Home » New York Times columnist, Pulitzer Prize winner to speak at UK; challenges students to ‘change the world’

New York Times columnist, Pulitzer Prize winner to speak at UK; challenges students to ‘change the world’

Nicholas Kristof
Nicholas Kristof

LEXINGTON, Ky. (Oct. 5, 2017) ― Nicholas Kristof, two-time Pulitzer Prize winner and well-known columnist with The New York Times, will speak at 6 p.m. Oct. 26 in Kincaid Auditorium at the Gatton College of Business and Economics.

Kristof’s talk, “A Path Appears: How Students Can Change the World,” is sponsored by the Office of the Provost, the College of Arts and Sciences, the Gatton College of Business and Economics, and the School of Journalism and Media.

The event is free and open to all UK students, faculty, staff and the Lexington community.

Kristof’s talk will touch on themes that animate the book he co-wrote with his wife, Sheryl WuDunn: “A Path Appears: Transforming Lives, Creating Opportunities.”

Kristof and WuDunn say that the purpose of the book is to “provide a unique and essential narrative about making a difference in the world … and a roadmap to becoming a conscientious global citizen.”

Kristof will discuss how global problems can seem overwhelming, but there are practical ways that people — especially young people — can play a role in making the world a better place.

Kristof has lived on four continents, and traveled to more than 140 countries, plus all 50 states, every Chinese province and every main Japanese island, so it is no surprise that his talk will include moving, firsthand stories from around the world.

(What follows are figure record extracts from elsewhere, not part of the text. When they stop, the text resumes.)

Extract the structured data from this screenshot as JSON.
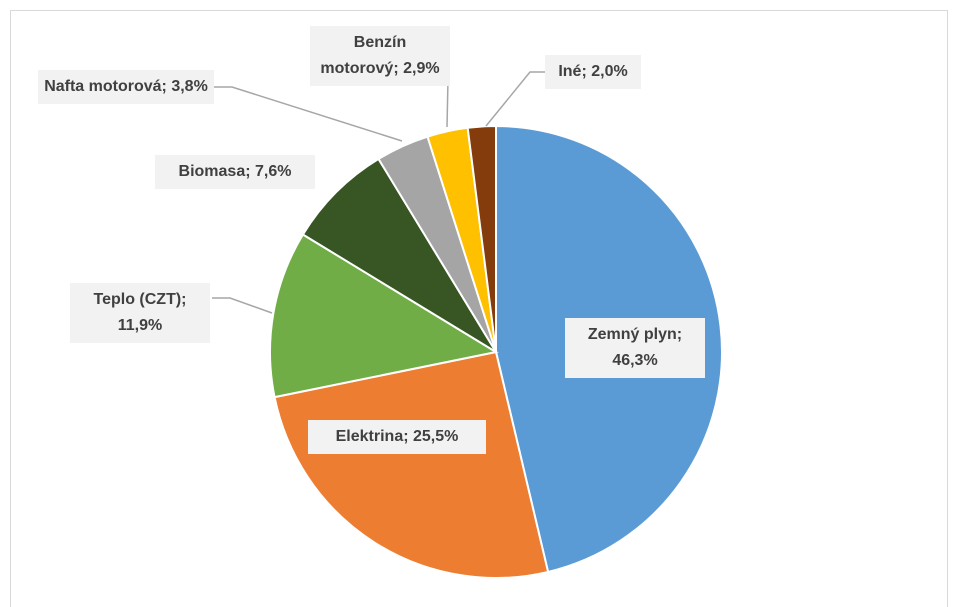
{
  "chart_data": {
    "type": "pie",
    "categories": [
      "Zemný plyn",
      "Elektrina",
      "Teplo (CZT)",
      "Biomasa",
      "Nafta motorová",
      "Benzín motorový",
      "Iné"
    ],
    "values": [
      46.3,
      25.5,
      11.9,
      7.6,
      3.8,
      2.9,
      2.0
    ],
    "value_labels": [
      "46,3%",
      "25,5%",
      "11,9%",
      "7,6%",
      "3,8%",
      "2,9%",
      "2,0%"
    ],
    "label_separator": ";",
    "colors": [
      "#5b9bd5",
      "#ed7d31",
      "#70ad47",
      "#375623",
      "#a5a5a5",
      "#ffc000",
      "#843c0c"
    ]
  }
}
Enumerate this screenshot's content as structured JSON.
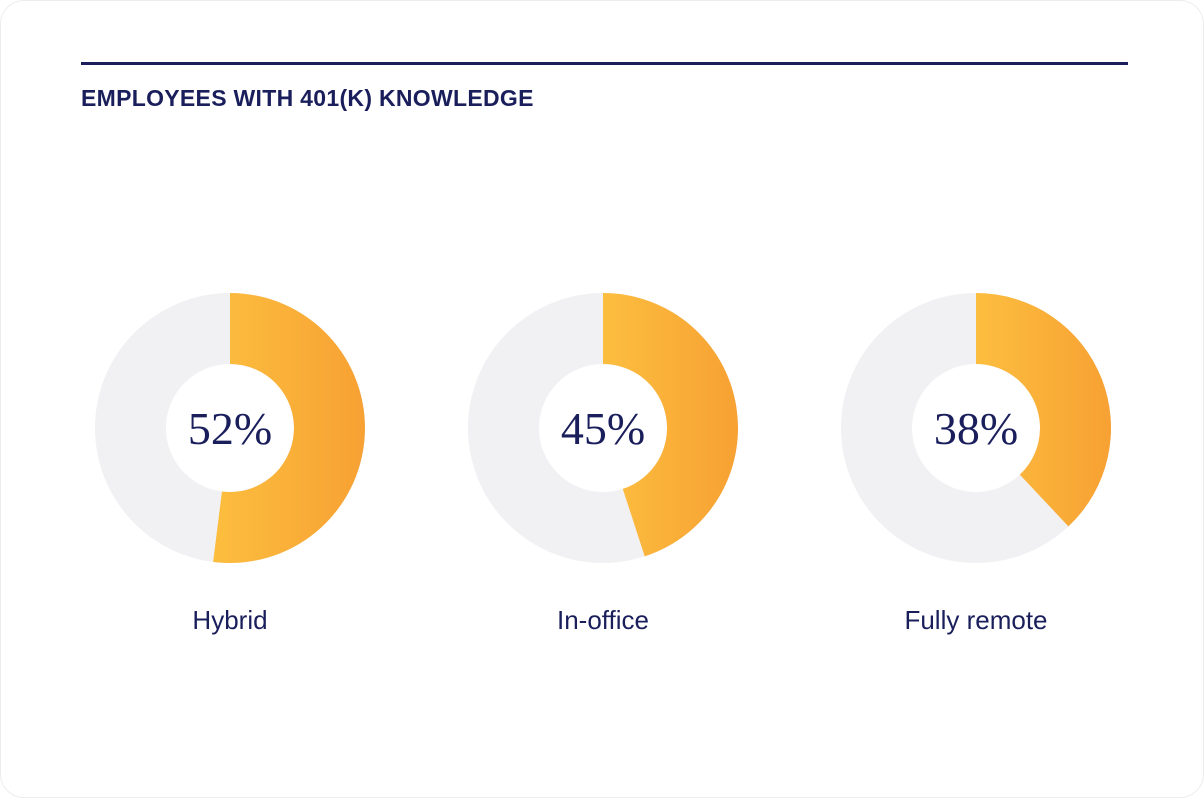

After attending Harvard University, Kristof studied law at Oxford University as a Rhodes Scholar, and then studied Arabic in Cairo and Chinese in Taipei. While he was a foreign correspondent for The New York Times, he reported world-changing events, including China’s Tiananmen Square democracy movement and the genocide in Darfur.

In addition to his two Pulitzers, Kristof’s groundbreaking work advocating for human and women’s rights and bringing attention to the plight of the world’s marginalized has been recognized with prominent humanitarian awards, including the Anne Frank Award and the Dayton Literary Peace Price.

UK Associate Provost for Internationalization Sue Roberts believes the address will be an opportunity for the campus and the Lexington community to learn more about the importance of being a globally aware citizen.

“Kristof is recognized as a major voice of conscience,” Roberts said. “His columns are always informative and often provocative, and I am sure I am not the only professor who has used them to prompt discussion of major global issues in my courses. We are so excited that he will be speaking on UK’s campus, and I am really looking forward to seeing students especially take advantage of this opportunity to hear from one of America’s best journalists about how we are connected to the fate of others around the globe.”